Background: We surveyed the natural history of bone metastases in patients affected by soft tissue sarcoma (STS).
Methods: This multicenter retrospective observational study included 135 patients. Histological subtype, characteristics of bone metastases, treatment, skeletal related events (SREs) and disease outcome were recorded.
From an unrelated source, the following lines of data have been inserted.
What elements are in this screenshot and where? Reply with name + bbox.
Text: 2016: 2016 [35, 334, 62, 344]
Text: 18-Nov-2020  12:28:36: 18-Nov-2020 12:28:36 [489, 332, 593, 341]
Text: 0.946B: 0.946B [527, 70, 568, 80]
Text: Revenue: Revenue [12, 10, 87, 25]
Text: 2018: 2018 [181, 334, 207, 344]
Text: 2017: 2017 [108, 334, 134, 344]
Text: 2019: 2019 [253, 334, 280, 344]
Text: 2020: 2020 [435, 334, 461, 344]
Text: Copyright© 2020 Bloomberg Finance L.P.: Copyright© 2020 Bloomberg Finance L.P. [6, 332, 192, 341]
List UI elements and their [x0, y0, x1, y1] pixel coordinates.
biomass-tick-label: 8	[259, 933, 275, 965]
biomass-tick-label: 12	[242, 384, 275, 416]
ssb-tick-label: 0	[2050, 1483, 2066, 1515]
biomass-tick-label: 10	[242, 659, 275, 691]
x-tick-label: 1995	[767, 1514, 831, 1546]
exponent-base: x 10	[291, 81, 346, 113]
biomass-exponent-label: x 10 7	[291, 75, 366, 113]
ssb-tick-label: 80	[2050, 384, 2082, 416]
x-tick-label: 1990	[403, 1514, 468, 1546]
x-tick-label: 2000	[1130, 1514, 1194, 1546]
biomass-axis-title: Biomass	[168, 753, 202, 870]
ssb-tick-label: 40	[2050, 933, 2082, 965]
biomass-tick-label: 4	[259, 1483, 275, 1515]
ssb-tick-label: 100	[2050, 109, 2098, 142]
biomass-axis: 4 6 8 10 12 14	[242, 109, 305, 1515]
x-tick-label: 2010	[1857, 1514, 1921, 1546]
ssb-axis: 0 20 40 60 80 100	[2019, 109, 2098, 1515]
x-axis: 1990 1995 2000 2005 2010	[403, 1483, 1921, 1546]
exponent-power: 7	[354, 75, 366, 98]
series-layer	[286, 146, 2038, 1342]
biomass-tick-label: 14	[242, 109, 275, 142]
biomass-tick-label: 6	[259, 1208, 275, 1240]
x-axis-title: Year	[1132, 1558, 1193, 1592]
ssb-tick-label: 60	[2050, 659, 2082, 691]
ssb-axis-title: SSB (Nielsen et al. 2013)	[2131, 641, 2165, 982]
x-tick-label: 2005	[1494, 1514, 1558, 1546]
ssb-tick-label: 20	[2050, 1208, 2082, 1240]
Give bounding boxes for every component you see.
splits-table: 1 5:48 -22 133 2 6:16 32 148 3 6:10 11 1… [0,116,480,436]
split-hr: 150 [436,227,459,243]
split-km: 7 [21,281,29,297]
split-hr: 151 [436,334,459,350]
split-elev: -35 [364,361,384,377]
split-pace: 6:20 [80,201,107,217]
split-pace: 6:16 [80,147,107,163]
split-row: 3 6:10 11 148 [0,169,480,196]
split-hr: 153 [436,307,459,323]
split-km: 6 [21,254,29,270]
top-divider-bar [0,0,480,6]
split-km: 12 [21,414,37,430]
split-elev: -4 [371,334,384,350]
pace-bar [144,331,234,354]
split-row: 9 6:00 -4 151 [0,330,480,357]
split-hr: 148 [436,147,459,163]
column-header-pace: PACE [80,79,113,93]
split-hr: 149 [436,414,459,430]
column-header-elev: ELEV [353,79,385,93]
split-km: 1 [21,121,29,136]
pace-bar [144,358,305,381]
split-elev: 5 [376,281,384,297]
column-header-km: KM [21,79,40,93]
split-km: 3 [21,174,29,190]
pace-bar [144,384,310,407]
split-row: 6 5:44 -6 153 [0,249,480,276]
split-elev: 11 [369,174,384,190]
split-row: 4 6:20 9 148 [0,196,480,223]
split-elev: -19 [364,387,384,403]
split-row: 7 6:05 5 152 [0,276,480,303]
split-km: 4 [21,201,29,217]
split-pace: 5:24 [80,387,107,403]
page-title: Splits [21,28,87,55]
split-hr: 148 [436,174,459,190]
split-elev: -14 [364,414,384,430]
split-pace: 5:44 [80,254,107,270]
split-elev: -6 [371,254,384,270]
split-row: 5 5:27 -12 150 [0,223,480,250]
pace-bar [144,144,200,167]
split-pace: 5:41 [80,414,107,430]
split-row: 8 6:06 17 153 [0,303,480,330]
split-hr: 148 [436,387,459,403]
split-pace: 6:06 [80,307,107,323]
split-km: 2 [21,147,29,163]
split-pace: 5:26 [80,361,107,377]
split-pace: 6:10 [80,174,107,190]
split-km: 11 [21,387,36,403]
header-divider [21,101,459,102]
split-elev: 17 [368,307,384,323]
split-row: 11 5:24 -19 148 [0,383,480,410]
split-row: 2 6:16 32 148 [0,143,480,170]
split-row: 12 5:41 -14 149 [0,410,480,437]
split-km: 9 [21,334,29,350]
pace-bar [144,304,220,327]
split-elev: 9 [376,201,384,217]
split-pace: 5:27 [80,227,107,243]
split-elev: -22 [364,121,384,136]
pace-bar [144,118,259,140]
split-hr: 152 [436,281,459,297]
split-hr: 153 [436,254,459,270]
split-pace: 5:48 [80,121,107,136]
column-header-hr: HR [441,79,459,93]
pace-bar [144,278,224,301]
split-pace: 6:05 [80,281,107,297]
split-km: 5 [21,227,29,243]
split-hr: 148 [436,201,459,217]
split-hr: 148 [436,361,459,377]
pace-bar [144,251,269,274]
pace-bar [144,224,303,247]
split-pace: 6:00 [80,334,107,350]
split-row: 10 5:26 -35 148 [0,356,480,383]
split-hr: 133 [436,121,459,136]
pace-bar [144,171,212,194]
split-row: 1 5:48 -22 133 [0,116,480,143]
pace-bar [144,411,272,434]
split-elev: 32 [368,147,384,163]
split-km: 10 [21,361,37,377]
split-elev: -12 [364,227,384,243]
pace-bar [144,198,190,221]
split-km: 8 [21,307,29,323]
Results: The most represented histological subtypes were leiomyosarcoma (27%) angiosarcoma (13%) and undifferentiated sarcoma (8%). Axial skeleton was the most common site for bone involvement (70%). In 27% of cases, bone metastases were present at the time of diagnosis. Fifty-four (40%) patients developed SREs and the median time to first SRE was 4 months (range 1-9). The most common SRE was the need for radiotherapy (28%) followed by pathological fracture (22%). Median survival after bone progression was 6 months (range 1-14). SREs were associated with decreased overall survival (OS) (P = 0.04). A subgroup analysis revealed that bisphosphonates significantly prolonged median time to first SRE (5 versus 2 months; P = 0.002) while they did not determine an improvement in OS, although a favourable trend was identified (median: 7 versus 5 months; P = 0.105).
Conclusions: This study illustrates the burden of bone disease from STS and supports the use of bisphosphonates in this setting.